Since this is a regression problem, the mean squared error is used as the loss function. The rmsprop optimizer is used, with its default values, i.e. lr = 0.001, rho = 0.9, epsilon = NULL, decay = 0, clipnorm = NULL, clipvalue = NULL.

model %>% compile(loss = "mse",
                  optimizer = optimizer_rmsprop(),
                  metrics = c("mean_absolute_error"))

Fitting the data

All that remains, is to fit the data, with $0.1$ of the training data reserved as validation set. A mini-batch size of $32$ is used. To avoid overfitting (and prevent an unnecessary long run), early stopping is employed. The mean absolute error of the validation set is used as callback monitor, with a patience level of five.

history <- model %>% 
  fit(x_train,
      y_train,
      epoch = 50,
      batch_size = 32,
      validation_split = 0.1,
      callbacks = c(callback_early_stopping(monitor = "val_mean_absolute_error",
                                            patience = 5)),
      verbose = 2)

Testing the model

The test data can be used to show the loss and the mean absolute error of the model. The code chunk below creates two object, loss and mae to hold these values. The mean absolute error is pasted into a sprintf() function using the paste0() function. The "%.2f" argument stipulate two decimal places.

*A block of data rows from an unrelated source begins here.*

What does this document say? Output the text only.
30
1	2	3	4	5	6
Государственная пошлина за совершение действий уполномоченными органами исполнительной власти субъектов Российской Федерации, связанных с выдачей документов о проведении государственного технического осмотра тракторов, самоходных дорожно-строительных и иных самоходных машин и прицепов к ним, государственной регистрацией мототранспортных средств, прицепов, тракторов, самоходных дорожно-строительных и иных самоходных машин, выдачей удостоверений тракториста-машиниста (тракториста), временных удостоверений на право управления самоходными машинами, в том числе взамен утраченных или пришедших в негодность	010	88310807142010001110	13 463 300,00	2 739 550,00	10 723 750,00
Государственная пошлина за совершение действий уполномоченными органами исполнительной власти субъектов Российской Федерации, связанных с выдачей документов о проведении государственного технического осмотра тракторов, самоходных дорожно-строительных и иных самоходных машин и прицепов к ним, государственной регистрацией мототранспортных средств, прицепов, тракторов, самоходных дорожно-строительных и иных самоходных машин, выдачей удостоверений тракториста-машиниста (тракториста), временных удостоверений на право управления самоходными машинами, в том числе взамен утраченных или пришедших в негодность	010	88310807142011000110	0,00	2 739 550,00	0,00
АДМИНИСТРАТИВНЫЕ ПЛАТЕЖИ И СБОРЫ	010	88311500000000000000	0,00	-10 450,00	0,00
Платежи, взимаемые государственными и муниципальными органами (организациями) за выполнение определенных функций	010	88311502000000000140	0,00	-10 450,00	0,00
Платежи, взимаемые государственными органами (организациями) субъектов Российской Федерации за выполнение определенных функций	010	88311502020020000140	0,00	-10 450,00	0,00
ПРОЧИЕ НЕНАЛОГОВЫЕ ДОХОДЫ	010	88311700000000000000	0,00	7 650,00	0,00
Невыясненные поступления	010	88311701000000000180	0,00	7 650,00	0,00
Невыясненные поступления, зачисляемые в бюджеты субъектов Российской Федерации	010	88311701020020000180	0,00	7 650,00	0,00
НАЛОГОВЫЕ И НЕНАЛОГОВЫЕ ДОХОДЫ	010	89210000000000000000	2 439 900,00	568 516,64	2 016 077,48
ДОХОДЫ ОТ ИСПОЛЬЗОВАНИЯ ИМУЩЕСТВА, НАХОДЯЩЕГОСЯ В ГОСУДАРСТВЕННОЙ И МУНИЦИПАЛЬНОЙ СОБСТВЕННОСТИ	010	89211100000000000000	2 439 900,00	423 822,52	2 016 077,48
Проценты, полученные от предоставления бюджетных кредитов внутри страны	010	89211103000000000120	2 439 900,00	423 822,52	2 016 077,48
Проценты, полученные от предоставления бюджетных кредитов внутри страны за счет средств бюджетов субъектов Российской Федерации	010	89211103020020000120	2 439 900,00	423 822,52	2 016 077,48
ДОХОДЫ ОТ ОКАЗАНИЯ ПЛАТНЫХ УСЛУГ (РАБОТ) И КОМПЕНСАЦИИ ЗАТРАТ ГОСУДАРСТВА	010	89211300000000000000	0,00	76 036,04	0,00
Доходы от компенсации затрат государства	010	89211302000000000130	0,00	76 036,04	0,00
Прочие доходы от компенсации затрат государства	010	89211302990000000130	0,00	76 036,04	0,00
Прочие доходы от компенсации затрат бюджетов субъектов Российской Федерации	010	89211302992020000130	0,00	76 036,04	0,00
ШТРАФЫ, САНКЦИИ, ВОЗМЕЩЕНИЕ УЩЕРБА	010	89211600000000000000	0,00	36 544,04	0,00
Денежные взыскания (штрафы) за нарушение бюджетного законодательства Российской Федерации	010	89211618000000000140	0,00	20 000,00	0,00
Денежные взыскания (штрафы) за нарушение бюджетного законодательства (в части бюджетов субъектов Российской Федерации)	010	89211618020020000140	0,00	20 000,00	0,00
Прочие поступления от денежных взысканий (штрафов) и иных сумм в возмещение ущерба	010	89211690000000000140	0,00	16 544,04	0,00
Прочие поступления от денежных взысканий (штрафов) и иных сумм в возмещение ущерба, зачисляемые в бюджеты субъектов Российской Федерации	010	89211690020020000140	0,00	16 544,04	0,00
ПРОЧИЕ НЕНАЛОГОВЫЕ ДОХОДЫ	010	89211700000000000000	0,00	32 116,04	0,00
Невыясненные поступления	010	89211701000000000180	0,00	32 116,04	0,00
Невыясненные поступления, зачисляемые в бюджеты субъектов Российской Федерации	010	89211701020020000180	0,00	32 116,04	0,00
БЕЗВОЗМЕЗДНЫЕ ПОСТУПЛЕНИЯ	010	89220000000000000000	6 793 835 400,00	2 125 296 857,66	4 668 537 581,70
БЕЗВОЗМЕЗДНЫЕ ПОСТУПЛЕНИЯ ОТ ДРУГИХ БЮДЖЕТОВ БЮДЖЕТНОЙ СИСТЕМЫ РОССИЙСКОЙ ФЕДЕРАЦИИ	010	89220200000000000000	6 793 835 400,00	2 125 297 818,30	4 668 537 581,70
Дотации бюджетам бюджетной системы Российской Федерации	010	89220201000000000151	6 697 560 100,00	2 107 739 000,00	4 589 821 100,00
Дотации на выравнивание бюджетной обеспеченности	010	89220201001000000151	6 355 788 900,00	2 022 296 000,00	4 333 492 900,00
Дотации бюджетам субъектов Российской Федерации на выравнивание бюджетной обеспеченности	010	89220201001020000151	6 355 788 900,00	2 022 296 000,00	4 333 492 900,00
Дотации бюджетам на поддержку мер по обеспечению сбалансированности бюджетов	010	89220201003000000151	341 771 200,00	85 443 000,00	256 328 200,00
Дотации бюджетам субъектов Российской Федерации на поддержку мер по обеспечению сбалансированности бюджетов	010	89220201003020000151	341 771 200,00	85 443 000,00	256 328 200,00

c(loss, mae) %<-% (model %>% evaluate(x_test, y_test, verbose = 0))

paste0("Mean absolute error on test set: ", sprintf("%.2f", mae))

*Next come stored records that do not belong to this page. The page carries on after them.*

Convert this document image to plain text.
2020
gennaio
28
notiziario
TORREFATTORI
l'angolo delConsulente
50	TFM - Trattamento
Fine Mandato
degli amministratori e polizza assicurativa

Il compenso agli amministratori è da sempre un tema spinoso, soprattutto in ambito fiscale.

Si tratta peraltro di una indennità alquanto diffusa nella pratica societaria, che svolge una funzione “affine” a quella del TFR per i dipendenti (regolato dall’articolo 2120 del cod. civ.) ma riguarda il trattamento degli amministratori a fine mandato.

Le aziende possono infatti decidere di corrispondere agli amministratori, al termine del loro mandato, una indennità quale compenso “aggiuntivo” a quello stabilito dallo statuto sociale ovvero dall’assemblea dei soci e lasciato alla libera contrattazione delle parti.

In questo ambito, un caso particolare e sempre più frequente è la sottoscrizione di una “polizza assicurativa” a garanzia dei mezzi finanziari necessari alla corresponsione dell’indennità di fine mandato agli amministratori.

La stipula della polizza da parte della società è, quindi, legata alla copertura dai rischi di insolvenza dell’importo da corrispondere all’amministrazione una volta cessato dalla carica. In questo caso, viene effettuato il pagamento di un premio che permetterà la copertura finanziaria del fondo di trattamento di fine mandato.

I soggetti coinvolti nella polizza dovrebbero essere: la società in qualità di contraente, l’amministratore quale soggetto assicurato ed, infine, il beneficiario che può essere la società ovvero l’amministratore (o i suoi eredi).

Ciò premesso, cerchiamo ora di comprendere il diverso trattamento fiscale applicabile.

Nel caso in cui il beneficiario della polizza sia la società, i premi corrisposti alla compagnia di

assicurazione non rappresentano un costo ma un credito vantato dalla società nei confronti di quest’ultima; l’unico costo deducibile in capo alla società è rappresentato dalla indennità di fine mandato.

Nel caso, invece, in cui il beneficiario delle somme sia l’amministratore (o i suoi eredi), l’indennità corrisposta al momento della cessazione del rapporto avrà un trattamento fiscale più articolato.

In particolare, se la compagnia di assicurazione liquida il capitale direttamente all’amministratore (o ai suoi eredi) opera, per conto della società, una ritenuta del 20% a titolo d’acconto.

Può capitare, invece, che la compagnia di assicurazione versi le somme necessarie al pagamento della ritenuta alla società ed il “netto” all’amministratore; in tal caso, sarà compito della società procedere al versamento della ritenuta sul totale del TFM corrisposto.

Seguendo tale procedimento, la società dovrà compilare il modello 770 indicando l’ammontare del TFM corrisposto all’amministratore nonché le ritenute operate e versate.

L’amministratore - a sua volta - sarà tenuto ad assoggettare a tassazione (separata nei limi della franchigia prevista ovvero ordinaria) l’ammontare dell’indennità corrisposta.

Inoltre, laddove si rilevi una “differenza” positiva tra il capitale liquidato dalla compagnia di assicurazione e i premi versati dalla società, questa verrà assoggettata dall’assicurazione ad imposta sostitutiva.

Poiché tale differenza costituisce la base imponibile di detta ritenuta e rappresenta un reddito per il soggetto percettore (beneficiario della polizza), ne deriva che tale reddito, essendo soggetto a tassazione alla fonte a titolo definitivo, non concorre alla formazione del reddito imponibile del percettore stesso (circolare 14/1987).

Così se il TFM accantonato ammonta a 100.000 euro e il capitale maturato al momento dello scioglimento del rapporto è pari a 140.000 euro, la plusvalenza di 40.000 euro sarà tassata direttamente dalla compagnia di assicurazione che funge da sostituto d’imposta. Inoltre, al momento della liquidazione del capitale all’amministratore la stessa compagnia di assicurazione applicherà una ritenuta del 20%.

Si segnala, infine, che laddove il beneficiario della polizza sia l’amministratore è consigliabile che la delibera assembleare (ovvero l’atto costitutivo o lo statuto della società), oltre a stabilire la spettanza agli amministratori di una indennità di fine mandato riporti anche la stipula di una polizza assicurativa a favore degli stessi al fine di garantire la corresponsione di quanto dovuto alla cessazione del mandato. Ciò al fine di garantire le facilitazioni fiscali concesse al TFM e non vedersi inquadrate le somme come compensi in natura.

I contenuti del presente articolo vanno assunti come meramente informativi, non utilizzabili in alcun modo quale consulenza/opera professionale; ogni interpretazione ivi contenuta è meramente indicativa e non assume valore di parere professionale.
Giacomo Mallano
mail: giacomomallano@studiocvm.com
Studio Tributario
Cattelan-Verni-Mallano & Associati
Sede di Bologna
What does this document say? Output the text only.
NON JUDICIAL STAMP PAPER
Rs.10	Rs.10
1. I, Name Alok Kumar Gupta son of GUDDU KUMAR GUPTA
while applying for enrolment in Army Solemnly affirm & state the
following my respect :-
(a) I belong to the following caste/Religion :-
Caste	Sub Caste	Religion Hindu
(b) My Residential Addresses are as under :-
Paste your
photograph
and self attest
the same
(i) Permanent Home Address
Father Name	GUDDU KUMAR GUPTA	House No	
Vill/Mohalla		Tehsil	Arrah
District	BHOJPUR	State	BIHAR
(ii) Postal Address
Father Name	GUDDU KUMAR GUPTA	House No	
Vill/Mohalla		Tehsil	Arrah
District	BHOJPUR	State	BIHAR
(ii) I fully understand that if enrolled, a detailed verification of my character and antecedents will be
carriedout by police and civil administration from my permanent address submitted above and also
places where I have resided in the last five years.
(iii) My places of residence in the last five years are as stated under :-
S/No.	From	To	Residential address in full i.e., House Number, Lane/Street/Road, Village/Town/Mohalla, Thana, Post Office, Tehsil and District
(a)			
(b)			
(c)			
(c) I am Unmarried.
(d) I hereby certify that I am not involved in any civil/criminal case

## [1] "Mean absolute error on test set: 0.62"

Conclusion

The chapter introduced a model to solve a regression problem. The following are important notes when dealing with regression models:

The feature variables were standardized according to the mean and standard deviation of the test set
No activation function is used in the output layer
The mean squared error is a typical loss function in this setting
The mean absolute error is a useful metric